Под ее руководством внутренний мир — отделение — почти всегда находится в полном соответствии. Но беда в том, что она не может быть в отделении постоянно. Часть ее жизни проходит во внешнем мире. Так что она не прочь и внешний мир привести в соответствие. Трудится она вместе с другими такими же, я их называю Комбинатом — это громадная организация, которая стремится привести в соответствие внешний мир так же, как приведен внутренний. Старшая сестра — настоящий ветеран этого дела, занимается им бог знает сколько лет: давным-давно, когда я поступил к ним из внешнего мира, она уже была старшей сестрой на прежнем месте.

Я замечаю, что с каждым годом умения у нее прибавляется и прибавляется. Опыт закалил и укрепил ее, и теперь она прочно держит власть, распространяющуюся во все стороны по волосковым проводам, невидимым для посторонних глаз, только не моих: я вижу, как она сидит посередь этой паутины проводов, словно сторожкий робот, нянчит свою сеть со сноровкой механического насекомого, зная, куда тянется каждый проводок, в какую секунду и какой ток надо послать по нему, чтобы добиться нужного результата. В армейском учебном лагере, до того как меня наладили в Германию, я был помощником электрика, да и за год колледжа кое-что узнал об электронике — мне известно, как образуются такие штуки.

А мечтает она, сидя в середке этой сети, о мире, действующем исправно и четко, как карманные часы со стеклянным донцем, о месте, где расписание нерушимо и пациенты, которые находятся не во внешнем мире, смирны под ее лучом, потому что все они хроники-катальщики с катетерами в штанинах, подсоединенными к общему стоку под полом. Годами она подбирала свой идеальный персонал: врачи всех возрастов и мастей появлялись перед ней со своими идеями о том, как нужно вести отделение, у иных даже характера не хватало, чтобы постоять за свои идеи, и каждый из них, изо дня в день обжигаясь о сухой лед ее глаз, отступал в необъяснимом ознобе. «Говорю вам, я не понимаю, в чем дело, — жаловались они кадровику. — С тех пор, как я работаю в отделении с этой женщиной, мне кажется, что в жилах у меня течет аммиак. Меня бьет дрожь, мои дети не хотят сидеть у меня на коленях, жена не хочет со мной спать. Настаиваю на переводе — нервный уголок, алкодром, педиатрия, мне все равно!»
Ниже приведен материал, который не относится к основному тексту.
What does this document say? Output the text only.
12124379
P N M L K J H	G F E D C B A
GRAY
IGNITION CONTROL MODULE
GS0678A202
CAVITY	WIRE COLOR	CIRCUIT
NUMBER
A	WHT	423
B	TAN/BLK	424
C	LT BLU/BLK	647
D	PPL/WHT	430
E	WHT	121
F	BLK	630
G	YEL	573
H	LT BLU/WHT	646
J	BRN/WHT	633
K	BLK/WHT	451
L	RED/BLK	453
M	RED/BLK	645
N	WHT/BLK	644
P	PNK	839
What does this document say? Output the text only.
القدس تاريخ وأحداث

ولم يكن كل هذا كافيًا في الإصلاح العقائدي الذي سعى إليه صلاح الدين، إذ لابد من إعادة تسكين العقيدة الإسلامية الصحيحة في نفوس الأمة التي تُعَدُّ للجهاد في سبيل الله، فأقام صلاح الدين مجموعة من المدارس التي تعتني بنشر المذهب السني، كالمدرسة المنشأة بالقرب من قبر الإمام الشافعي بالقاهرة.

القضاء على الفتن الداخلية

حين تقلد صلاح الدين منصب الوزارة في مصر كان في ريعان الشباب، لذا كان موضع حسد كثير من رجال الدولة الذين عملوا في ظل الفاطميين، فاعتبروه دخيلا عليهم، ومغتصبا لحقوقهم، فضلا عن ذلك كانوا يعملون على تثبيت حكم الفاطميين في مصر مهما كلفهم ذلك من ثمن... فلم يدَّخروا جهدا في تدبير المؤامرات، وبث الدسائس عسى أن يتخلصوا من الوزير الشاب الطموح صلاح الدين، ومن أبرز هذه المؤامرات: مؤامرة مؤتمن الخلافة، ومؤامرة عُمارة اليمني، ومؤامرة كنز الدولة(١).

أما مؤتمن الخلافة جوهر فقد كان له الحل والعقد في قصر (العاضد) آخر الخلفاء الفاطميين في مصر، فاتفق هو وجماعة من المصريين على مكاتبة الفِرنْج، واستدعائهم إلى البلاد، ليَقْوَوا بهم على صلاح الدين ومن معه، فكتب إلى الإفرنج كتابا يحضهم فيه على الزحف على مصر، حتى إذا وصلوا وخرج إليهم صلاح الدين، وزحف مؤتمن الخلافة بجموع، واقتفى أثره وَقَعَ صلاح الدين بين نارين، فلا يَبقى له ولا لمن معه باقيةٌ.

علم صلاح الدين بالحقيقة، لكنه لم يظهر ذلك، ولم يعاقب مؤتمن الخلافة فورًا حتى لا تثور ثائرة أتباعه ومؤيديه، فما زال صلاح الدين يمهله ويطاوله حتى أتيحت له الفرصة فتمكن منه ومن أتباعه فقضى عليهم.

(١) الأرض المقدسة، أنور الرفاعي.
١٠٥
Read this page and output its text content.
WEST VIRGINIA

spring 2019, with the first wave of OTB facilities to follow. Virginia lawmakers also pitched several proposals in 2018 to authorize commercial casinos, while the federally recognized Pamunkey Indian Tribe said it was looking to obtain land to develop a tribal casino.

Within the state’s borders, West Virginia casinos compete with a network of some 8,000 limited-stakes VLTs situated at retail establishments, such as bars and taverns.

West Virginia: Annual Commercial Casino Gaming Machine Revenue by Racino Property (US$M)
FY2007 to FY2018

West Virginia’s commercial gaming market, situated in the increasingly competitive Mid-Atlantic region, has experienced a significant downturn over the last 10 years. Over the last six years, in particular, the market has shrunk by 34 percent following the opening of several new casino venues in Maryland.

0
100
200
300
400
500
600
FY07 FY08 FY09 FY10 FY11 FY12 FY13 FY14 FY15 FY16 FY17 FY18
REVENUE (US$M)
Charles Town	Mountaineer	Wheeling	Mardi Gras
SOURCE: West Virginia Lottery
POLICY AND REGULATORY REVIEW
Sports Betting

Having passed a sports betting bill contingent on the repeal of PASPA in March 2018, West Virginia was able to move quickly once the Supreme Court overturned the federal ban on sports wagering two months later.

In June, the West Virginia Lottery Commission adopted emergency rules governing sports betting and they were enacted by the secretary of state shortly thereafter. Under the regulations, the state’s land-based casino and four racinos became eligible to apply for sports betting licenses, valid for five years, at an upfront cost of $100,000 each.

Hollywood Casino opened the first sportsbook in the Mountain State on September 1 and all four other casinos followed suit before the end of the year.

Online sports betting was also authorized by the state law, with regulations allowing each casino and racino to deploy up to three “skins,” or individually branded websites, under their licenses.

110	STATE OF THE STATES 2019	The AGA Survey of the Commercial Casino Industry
И так шло у нее год за годом. Врачи держались кто три недели, кто три месяца. Наконец она остановилась на этом маленьком человеке, у которого широкий лоб и широкие мясистые щеки, а на уровне глазок голова сужена так, словно он носил слишком узкие очки, носил так долго, что примял виски, и теперь он привязывает свои окуляры шнурком к пуговице на воротничке; они качаются коромыслом на малиновом седельце его маленького носа, кренятся то влево, то вправо, и, чтобы сидели ровно, он должен наклонять голову, когда говорит. Вот этот доктор — по ней.

Трех своих дневных санитаров она подбирала еще дольше и перепробовала тысячи. Они проходили вереницей черных, угрюмых, толстоносых масок, и каждый начинал ненавидеть ее, кукольную ее белизну с первого взгляда. С месяц она проверяла их ненависть, потом спроваживала, потому что мало ненавидели. Наконец, она собрала эту тройку — не враз, а по одному, за несколько лет, вплела в свою схему, в свою сеть и теперь вполне уверена, что они годны — ненависти хватит.

Первого она добыла лет через пять после того, как я поступил в отделение, — это жилистый покоробленный карлик цвета холодного асфальта. Его мать изнасиловали в Джорджии, а отец в это время стоял рядом, привязанный плужными постромками к горячей чугунной печке, и кровь текла у него по ногам в ботинки. Мальчик же, пяти лет от роду, наблюдал из чулана одним глазом в дверную щелку и с тех пор не вырос ни на миллиметр. Теперь его тонкие дряблые щеки свисают из-подо лба так, словно на переносице уселась летучая мышь. Веки из тонкой серой замши, и он чуть-чуть поднимает их при появлении каждого нового белого — глянет из-под них, осмотрит человека с ног до головы и кивнет, вроде: ага, так оно и есть, как я думал. Он вышел на работу с носком, набитым мелкой дробью — пациентов приводить в чувство, но она ему сказала, что теперь так не принято, велела оставить глушилку дома и обучила своему методу: не показывай ненависти, будь спокойным и жди, жди маленькой форы, маленькой слабины, а уж тогда накидывай веревку и тяни, не отпускай. Все время. Вот как их приводят в чувство, учила она.